Several design elements reference this theme, including a prominent 2.5-metre digital moon globe and intimate dining spaces referred to as ‘moon pods’. Celest’s logo combines nineteenth-century stylistic references, such as the hot-air balloon, with contemporary typography, reflecting the thematic interplay between historical imagination and modern experience.

==Cuisine==
The restaurant offers a seasonal menu developed in collaboration with local suppliers. Former head chef Drost based the dishes on the availability of regional products, such as fish and vegetables, and combines these with international cooking techniques. Celest employs sous-chefs Frank van Rijsbergen, previously of Allure and FG and named Rotterdam Culinary Talent in 2014, and Leonardo Sussi, formerly of Fitzgerald.

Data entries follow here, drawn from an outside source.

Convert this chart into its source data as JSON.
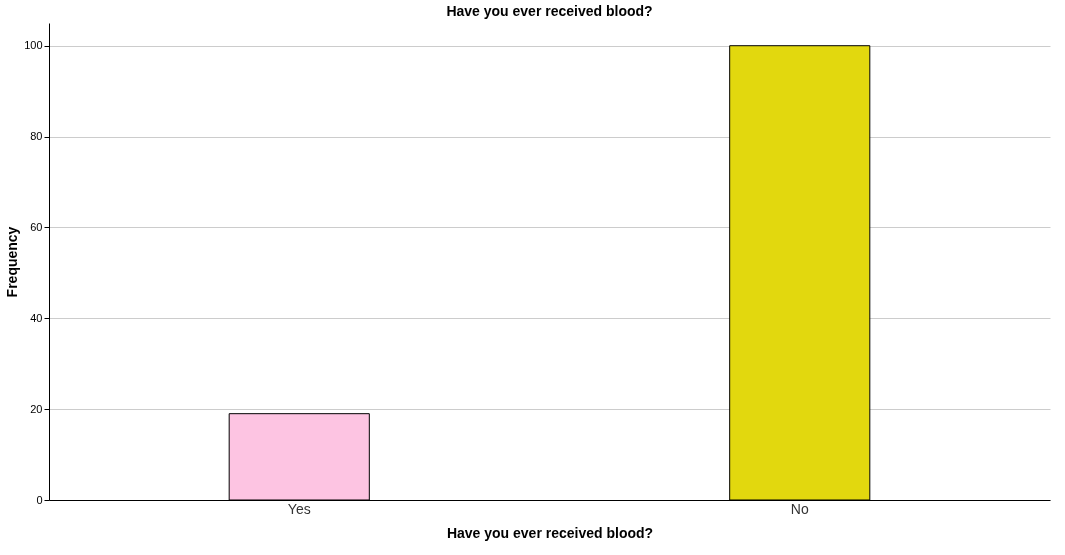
{
  "chart_data": {
    "type": "bar",
    "title": "Have you ever received blood?",
    "xlabel": "Have you ever received blood?",
    "ylabel": "Frequency",
    "categories": [
      "Yes",
      "No"
    ],
    "values": [
      19,
      100
    ],
    "colors": [
      "#fdc4e2",
      "#e2d80e"
    ],
    "ylim": [
      0,
      105
    ],
    "yticks": [
      0,
      20,
      40,
      60,
      80,
      100
    ],
    "grid": "y"
  }
}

Celest was led by head chef Lars Drost, who previously worked at the two-Michelin-starred restaurant Ciel Bleu in Amsterdam. In early 2026, Drost, who had been leading the kitchen at Celest since late 2024, left the restaurant to become the chef of the new fine dining restaurant at the Mandarin Oriental Hotel in Amsterdam. Drost’s departure was announced ahead of his departure from Celest on 1 February 2026 amid ongoing phased reopening efforts following earlier water damage at the Zalmhaven tower location; as of the announcement, no replacement had been named.